Kartenwerk  - Besitzer der Originalkarte - Staatsbibliothek zu Berlin - Preußischer Kulturbesitz -

 

Um die Jahrhundertwende, entwickelte sich die Region zu einem bekannten Ausflugsziel vieler Berliner. Dabei spielte die Erschliessung durch Bahn und Omnibus eine entscheidene Rolle. Die ausgedehnte Wälder des "könglichen Forstes Oranienburg" luden zum wandern ein. Am Summter See hatten sich einige Lokale etabliert und es gab auch eine öffentliche Badestelle.

Nach dem Krieg, und noch bevor der nördliche Berliner Ring gebaut wurde war die Region eine Gegend mit vielen Wäldern und Seen. Grosse Schäden durch den Krieg sind in Summt nicht bekannt. "Nur" in Höhe Großstückenfeld (rechte Seite Mühlenbecker Strasse - stadtauswärts Richtung Mühlenbeck - ca.250m vor den Bahngleisen) kam es zu einem Bombenabwurf. Der Krater ist heute ein kleiner Teich und sieht aus wie eine natürliche Senke.


Der Berliner Ring wurde zwischen 1936-1939 in mehren Abschnitten zwischen Berlin Weißensee und Potsdan Nord gebaut. Mit der Schliessung des Autobahnringes 1972 - 1979 von Schwanebeck bis Havelland wurde die Landschaft nachhaltig durch- und zerschnitten. Um nach Summt zu gelangen konnten die Mühlenbecker glücklicherweise eine Brücke benutzen die den alten Zehnrutenweg aufnahm. Leider wird diese Brücke nun auch der Erweiterung der A10 2012/???? weichen müssen.
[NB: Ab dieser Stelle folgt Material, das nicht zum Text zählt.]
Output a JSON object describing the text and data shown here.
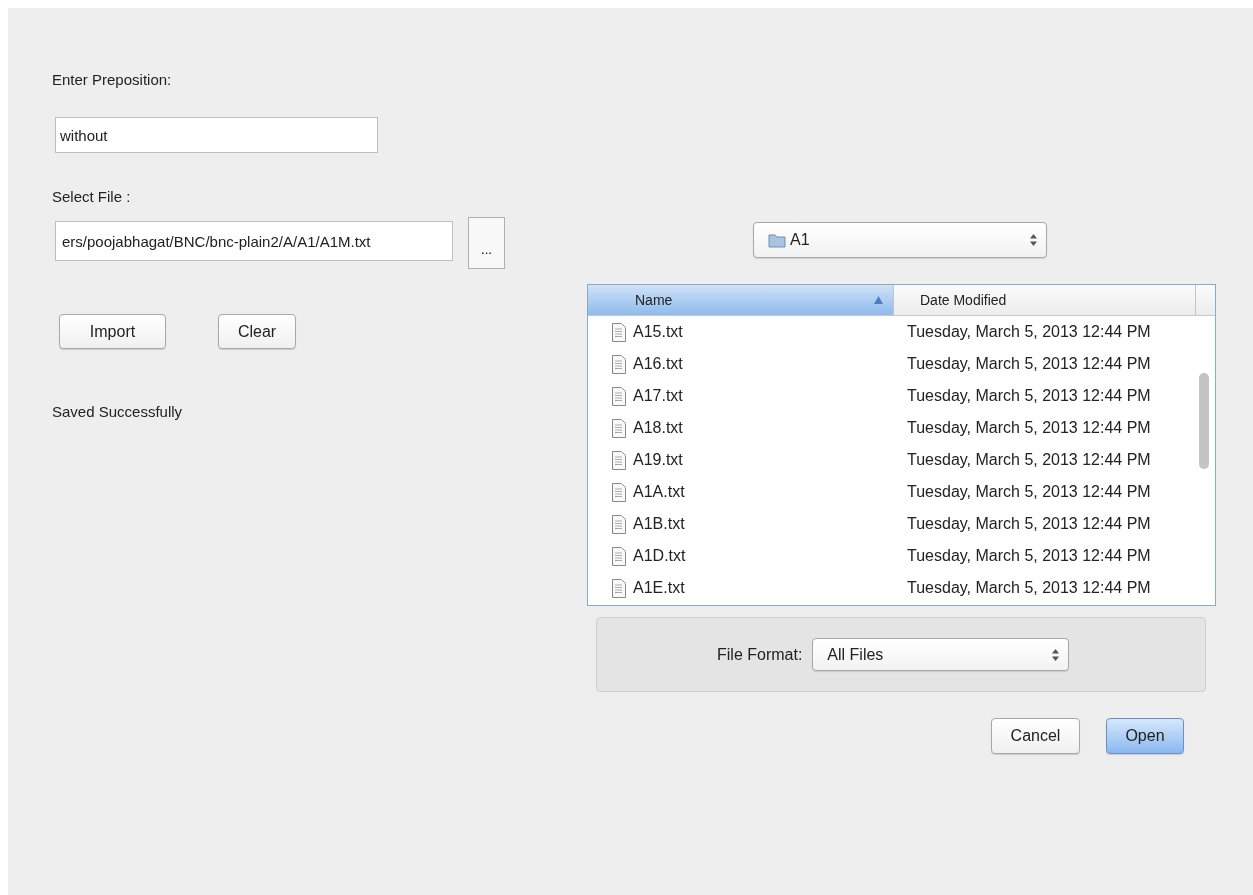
{
  "preposition": {
    "label": "Enter Preposition:",
    "value": "without"
  },
  "select_file": {
    "label": "Select File :",
    "value": "ers/poojabhagat/BNC/bnc-plain2/A/A1/A1M.txt",
    "browse_button": "..."
  },
  "actions": [
    {
      "label": "Import"
    },
    {
      "label": "Clear"
    }
  ],
  "status": "Saved Successfully",
  "file_dialog": {
    "folder": "A1",
    "columns": [
      {
        "label": "Name",
        "selected": true
      },
      {
        "label": "Date Modified",
        "selected": false
      }
    ],
    "rows": [
      {
        "name": "A15.txt",
        "date": "Tuesday, March 5, 2013 12:44 PM"
      },
      {
        "name": "A16.txt",
        "date": "Tuesday, March 5, 2013 12:44 PM"
      },
      {
        "name": "A17.txt",
        "date": "Tuesday, March 5, 2013 12:44 PM"
      },
      {
        "name": "A18.txt",
        "date": "Tuesday, March 5, 2013 12:44 PM"
      },
      {
        "name": "A19.txt",
        "date": "Tuesday, March 5, 2013 12:44 PM"
      },
      {
        "name": "A1A.txt",
        "date": "Tuesday, March 5, 2013 12:44 PM"
      },
      {
        "name": "A1B.txt",
        "date": "Tuesday, March 5, 2013 12:44 PM"
      },
      {
        "name": "A1D.txt",
        "date": "Tuesday, March 5, 2013 12:44 PM"
      },
      {
        "name": "A1E.txt",
        "date": "Tuesday, March 5, 2013 12:44 PM"
      }
    ],
    "format_label": "File Format:",
    "format_value": "All Files",
    "buttons": [
      {
        "label": "Cancel",
        "default": false
      },
      {
        "label": "Open",
        "default": true
      }
    ]
  }
}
Keine Alternativen erhielten die Bürger Birkenwerders. Nach der Fertigstellung der nördlichen Autobahnverbindung 1979. Kam es leider zu einem tragischen Unfall in Höhe Birkenwerder. Da die Verbindung nach Summt (Summter Strasse) ersatzlos gekappt, wurde sind auf dem Weg zum Summter See zwei Kinder auf der Autobahn, als sie diese überquerten, zu Tode gekommen. Erst danach wurden weitreichende Sicherungsmassnahmen im Autobahnumfeld unternommen.